Bürokratik terör örgütlerinin farklı sıfat ve kisvelerdeki asimetrik çabalarının 2023'e kadar paradigmal değişimlerle eşgüdümlü olarak çalışacaklarına dair 2017 yılında kaleme aldığım tahlil ve gözlemlerim olmuştu.
Bu metod değişiminin siyasal omurgasını 7'li ittifakla hayata geçirme hamlesinin ana ekseninin bürokratik terör örgütünün iç cephede işlevsel olarak misyonları yerine getirmesi adına siyasal bir destek mahiyetinde okumuştum.
Dikkat edersek bu destek beyanlarının en bariz misali Kılıçdaroğlu'ndan gelmişti.
Bürokraside yer alan sözde "vatansever, milliyetçi, ulusalcı" bürokratlara sıfat ayırmadan çağrıda bulunurken, "yargılanacaksınız" tehdidi ve şantajında bulunmuştu.
"İktidar değişimine hazır olun" çağrısını bugünler adına yapmıştı. 16.10.2021.
Farklı sosyolojik katmanlara dönük devam eden aldatma ve iftira temelli yalan siyasetinin sürekliliği ve giderek kökleşen itibarsızlaştırma operasyonlarının ilk meyvesi olarak kuşkusuz ana harekat noktalarının ne olduğunu gözler önüne serdi.
En belirgin bu operasyonun aktif ve katılımcı genç kitleye dönük olması devletin hak, hukuk ekseninde varlığına dönük sinsi bir hamle olarak kendini göstermiş oldu.
Hedefin YÖK üzerinde şekillenmesi elbetteki tesadüfi değildi.
Bürokratik terör örgütünün FETÖ ya da diğer örgütlerle işbirliği içinde olduğu şüphe götürmez.
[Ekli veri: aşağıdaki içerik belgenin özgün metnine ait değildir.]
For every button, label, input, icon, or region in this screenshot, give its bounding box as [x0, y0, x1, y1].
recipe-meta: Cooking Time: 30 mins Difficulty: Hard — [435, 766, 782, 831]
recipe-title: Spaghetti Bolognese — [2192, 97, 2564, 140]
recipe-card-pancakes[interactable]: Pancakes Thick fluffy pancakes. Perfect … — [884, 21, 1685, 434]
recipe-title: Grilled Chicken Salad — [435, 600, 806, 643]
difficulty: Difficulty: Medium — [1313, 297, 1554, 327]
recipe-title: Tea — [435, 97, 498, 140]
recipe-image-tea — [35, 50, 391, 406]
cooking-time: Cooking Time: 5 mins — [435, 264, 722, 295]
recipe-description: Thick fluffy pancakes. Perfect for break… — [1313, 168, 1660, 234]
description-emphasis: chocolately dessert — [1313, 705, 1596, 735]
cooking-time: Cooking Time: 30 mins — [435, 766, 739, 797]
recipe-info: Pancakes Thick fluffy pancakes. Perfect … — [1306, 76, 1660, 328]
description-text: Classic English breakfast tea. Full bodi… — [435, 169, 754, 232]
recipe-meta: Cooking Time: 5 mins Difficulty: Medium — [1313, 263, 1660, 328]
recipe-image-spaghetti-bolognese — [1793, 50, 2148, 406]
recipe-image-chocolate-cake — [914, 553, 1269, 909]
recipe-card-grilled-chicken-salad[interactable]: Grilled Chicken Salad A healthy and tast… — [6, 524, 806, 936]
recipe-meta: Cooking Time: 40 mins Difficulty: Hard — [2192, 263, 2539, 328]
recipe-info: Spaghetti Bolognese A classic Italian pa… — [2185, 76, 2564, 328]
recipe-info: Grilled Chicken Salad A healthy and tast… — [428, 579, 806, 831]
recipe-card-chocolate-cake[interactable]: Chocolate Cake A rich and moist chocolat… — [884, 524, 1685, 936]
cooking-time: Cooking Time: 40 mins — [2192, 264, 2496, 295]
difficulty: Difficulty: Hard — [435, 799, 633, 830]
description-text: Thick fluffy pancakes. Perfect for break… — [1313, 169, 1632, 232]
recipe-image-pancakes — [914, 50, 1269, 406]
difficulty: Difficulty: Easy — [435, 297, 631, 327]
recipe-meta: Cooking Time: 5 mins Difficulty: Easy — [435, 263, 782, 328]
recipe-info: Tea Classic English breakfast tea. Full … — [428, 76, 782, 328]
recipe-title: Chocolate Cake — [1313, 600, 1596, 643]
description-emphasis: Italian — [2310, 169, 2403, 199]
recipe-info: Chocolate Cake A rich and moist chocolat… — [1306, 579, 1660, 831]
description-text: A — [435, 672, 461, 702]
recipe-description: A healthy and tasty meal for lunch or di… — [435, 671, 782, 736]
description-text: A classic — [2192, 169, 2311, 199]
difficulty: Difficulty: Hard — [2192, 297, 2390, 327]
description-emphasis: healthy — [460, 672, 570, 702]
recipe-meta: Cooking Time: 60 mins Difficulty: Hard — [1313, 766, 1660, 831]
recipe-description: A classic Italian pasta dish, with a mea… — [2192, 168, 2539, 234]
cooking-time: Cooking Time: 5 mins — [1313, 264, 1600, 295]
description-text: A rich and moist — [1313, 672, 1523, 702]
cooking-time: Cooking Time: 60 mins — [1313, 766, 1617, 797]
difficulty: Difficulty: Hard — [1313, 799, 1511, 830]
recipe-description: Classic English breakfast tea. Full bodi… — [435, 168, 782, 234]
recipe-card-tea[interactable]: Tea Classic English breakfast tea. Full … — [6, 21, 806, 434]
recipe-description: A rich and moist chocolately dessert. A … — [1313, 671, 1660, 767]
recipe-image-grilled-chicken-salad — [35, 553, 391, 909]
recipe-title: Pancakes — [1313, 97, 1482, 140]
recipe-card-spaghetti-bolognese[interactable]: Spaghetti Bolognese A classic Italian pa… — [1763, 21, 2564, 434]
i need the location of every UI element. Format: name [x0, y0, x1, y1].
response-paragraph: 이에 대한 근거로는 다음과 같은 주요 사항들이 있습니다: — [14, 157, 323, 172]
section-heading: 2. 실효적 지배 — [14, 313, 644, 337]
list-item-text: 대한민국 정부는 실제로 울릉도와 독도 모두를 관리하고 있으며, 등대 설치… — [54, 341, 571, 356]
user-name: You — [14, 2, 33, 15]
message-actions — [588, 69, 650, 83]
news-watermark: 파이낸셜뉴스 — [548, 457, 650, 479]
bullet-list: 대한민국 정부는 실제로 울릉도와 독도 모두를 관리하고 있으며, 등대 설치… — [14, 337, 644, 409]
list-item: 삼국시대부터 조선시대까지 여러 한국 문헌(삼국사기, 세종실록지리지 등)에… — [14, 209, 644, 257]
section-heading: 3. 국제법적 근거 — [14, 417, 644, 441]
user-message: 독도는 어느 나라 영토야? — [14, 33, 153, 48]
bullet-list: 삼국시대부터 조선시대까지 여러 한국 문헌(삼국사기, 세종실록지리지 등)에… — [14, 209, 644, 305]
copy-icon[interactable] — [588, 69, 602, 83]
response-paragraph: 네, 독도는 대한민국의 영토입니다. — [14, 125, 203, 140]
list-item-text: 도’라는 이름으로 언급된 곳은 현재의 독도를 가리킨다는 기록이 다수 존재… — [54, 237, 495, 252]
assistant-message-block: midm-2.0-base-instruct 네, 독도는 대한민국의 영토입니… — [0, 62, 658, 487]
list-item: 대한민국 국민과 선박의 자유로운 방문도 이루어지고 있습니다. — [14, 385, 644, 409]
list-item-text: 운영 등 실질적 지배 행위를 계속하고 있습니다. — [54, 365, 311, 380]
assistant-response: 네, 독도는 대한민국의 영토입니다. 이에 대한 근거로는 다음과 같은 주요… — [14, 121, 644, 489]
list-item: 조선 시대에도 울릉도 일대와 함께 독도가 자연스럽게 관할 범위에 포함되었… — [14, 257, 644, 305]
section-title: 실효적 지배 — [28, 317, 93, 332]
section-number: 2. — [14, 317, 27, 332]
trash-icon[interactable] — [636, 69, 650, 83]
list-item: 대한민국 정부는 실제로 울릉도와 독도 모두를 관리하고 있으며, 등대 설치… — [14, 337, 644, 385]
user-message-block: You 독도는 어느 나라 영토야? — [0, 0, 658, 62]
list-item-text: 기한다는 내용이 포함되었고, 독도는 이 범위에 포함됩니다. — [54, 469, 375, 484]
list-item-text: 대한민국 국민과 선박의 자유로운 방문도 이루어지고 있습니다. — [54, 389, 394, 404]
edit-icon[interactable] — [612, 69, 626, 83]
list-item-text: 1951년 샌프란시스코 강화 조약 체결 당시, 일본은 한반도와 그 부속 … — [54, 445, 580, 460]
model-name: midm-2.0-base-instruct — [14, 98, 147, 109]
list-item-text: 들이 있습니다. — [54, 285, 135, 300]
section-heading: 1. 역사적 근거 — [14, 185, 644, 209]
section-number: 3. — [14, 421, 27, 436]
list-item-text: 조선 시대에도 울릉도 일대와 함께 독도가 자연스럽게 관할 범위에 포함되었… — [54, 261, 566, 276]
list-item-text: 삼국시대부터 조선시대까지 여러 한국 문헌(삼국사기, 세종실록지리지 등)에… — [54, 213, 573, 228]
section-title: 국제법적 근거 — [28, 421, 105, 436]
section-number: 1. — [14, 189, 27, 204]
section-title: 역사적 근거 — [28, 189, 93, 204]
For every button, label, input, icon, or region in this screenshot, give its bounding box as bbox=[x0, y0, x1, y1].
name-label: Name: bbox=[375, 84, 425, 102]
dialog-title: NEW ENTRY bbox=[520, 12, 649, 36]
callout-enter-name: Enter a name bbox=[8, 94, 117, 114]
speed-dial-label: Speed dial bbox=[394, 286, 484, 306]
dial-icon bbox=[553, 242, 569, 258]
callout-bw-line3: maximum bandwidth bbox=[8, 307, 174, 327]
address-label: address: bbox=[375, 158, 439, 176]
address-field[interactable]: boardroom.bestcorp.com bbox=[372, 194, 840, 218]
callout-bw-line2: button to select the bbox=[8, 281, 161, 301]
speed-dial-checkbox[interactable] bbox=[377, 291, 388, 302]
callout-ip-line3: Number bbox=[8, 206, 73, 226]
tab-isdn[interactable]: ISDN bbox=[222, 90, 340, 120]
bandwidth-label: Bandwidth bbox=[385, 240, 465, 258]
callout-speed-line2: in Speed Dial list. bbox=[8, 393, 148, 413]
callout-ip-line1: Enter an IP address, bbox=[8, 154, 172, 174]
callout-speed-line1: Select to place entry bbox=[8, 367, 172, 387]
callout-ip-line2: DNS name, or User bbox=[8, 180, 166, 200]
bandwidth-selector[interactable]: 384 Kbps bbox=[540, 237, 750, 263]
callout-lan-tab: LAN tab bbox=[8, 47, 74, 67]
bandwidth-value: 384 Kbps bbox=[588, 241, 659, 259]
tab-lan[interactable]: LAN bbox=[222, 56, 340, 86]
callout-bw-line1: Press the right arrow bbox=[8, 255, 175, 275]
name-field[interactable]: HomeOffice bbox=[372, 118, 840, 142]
Gizli servislerle ortaklaşa tezgahlanan iyi düşünülmüş bir hamlenin boşa çıkacağını biliyorum.
Olayı adli bir vaka olarak tasnif edenler olacaktır. Gerçekte ise örgütlü bir yapının bürokraside yuvalanan militanları vasıtasıyla gerçekleştiğini söylemek komplo teorisi olmayacaktır.
Muhalefeti siyasi ayak olarak tasarlayan oyun kurucuların elbetteki adları biliniyor.
Sahadan tepkisellik haritası çıkarmanın ötesinde çok iyi çalışılmış bir hamleydi.
Bu tezgahın Başkan Erdoğan eliyle bozulmasını hiç beklemiyorlardı.
Hatta tescilli asparagas uzmanı kadın gazetecinin iddia ettiği, "içeriden Kılıçdaroğlu ve muhalefete haber uçuran" bürokratın bile haber alamadığı bir hamle oldu!
Kılıçdaroğlu ve çevresinin topyekûn olarak sosyolojik tabanın her aktörüne dönük sistematik saldırılar, şantaj ve tehditlerin dökümüne bakıldığında bürokratik terör örgütünün misyon olarak bir adım öne çıkması boşuna değil.
Amaç dış cepheden kuşatılan ülkeyi iç cephenin kaosuyla zayıflatıp diz çöktürme hamlesi olarak okunsa da asıl hedef güçlü siyasal iktidarın sürekliliğine son vererek, işgal hazırlığı olarak karşımıza çıkıyor.
Bürokraside "uyuyan kripto Fetöcülerle" işbirliği yapan işbirlikçi aktörlere (bazı akademisyenler, gazeteciler, iş adamları, siyasetçiler, sanatçılar odalar, borsalar, vakıflar, dernekler) azami dikkat!
Şundan eminim ki kapsamlı bir dip temizlik yolda. Gerekeni gerektiği yerde yapan devlet misyonu...
Her noktada yuvalanan bu işbirlikçi yapılar ve terör örgütlerinin tepelerine hukuk çerçevesinde balyoz vurulacaktır.
Devletimiz geldiği noktada, her hususta beka mücadelesi vermektedir.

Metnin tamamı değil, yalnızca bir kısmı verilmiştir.